Chatterton Lecture

Chatterton Lecture

Chatterton Lectures on Poetry

The Chatterton Lecture is given by an early career scholar, on the life and works of a deceased poet who had written in the English language. The lecture series was established through a bequest from E H W Meyerstein, and named after the poet Thomas Chatterton. It was first delivered in 1955.

The lecture is given every two years.  I gave the 2018 lecture, on Edward Thomas.

‘I should want nothing more’: Edward Thomas and Simplicity

Thu 1 Nov 2018 18:30 to 19:45

The British Academy, 10-11 Carlton House Terrace, London, SW1Y 5AH

Hear the audio here.


Read a report here.

My Chatterton Lecture was published (open access) in the Journal of the British Academy.

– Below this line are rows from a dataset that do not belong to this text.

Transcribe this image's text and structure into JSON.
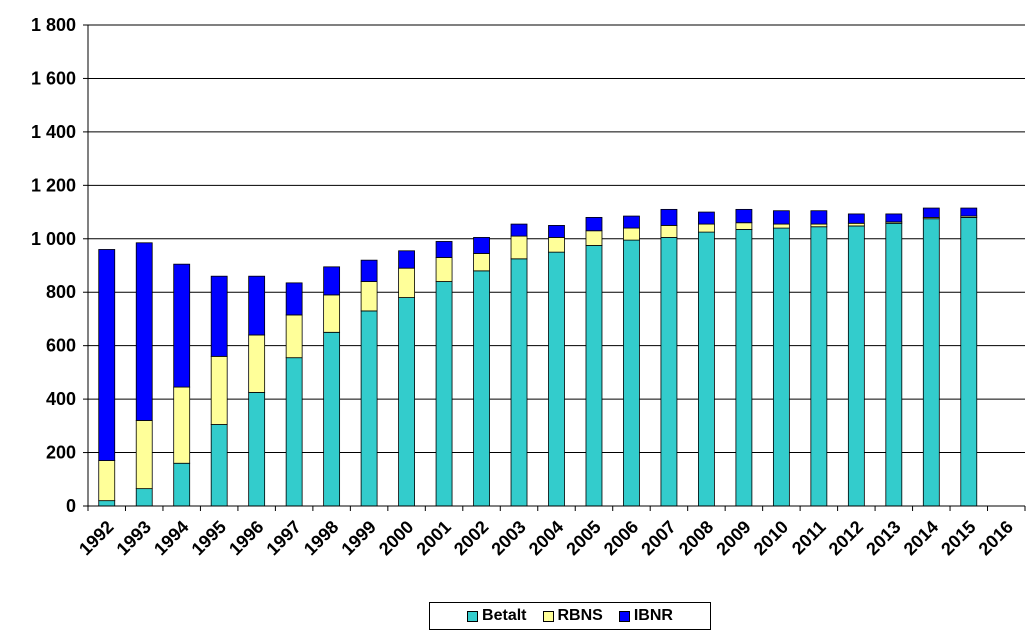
{
  "chart_data": {
    "type": "bar",
    "stacked": true,
    "title": "",
    "xlabel": "",
    "ylabel": "",
    "ylim": [
      0,
      1800
    ],
    "yticks": [
      0,
      200,
      400,
      600,
      800,
      1000,
      1200,
      1400,
      1600,
      1800
    ],
    "ytick_labels": [
      "0",
      "200",
      "400",
      "600",
      "800",
      "1 000",
      "1 200",
      "1 400",
      "1 600",
      "1 800"
    ],
    "grid": true,
    "legend_position": "bottom",
    "categories": [
      "1992",
      "1993",
      "1994",
      "1995",
      "1996",
      "1997",
      "1998",
      "1999",
      "2000",
      "2001",
      "2002",
      "2003",
      "2004",
      "2005",
      "2006",
      "2007",
      "2008",
      "2009",
      "2010",
      "2011",
      "2012",
      "2013",
      "2014",
      "2015",
      "2016"
    ],
    "series": [
      {
        "name": "Betalt",
        "color": "#33CCCC",
        "values": [
          20,
          65,
          160,
          305,
          425,
          555,
          650,
          730,
          780,
          840,
          880,
          925,
          950,
          975,
          995,
          1005,
          1025,
          1035,
          1040,
          1045,
          1048,
          1058,
          1075,
          1080,
          null
        ]
      },
      {
        "name": "RBNS",
        "color": "#FFFF99",
        "values": [
          150,
          255,
          285,
          255,
          215,
          160,
          140,
          110,
          110,
          90,
          65,
          85,
          55,
          55,
          45,
          45,
          30,
          25,
          15,
          10,
          10,
          5,
          5,
          5,
          null
        ]
      },
      {
        "name": "IBNR",
        "color": "#0000FF",
        "values": [
          790,
          665,
          460,
          300,
          220,
          120,
          105,
          80,
          65,
          60,
          60,
          45,
          45,
          50,
          45,
          60,
          45,
          50,
          50,
          50,
          35,
          30,
          35,
          30,
          null
        ]
      }
    ]
  }
}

Abstract: In the years before the First World War, the ‘Simple Life’ became somewhat fashionable, and Edward Thomas (1878–1917) was one of those Edwardians who were attracted to simplicity, both as a way of life and as a way of writing. As a book reviewer and biographer, he greatly admired simplicity in literature (as seen in, among others, William Cobbett, W. H. Davies, J. M. Synge and Robert Frost). His prose moved towards plainness, and his poetry is beautifully simple. This simplicity has been problematic, however. His poetry is unsuited to the decoding and exegesis (which might be suited to Modernism) that universities seek to conduct. Academics studying his poetry have allowed themselves to believe that they have found complexity, hidden beneath superficial simplicity, whereas in fact Thomas is a poet of genuine bareness, clear-as-glass honesty, magical brevity and childlike simplicity. His simplicity has been popular, and seems to suit some 21st-century fashions.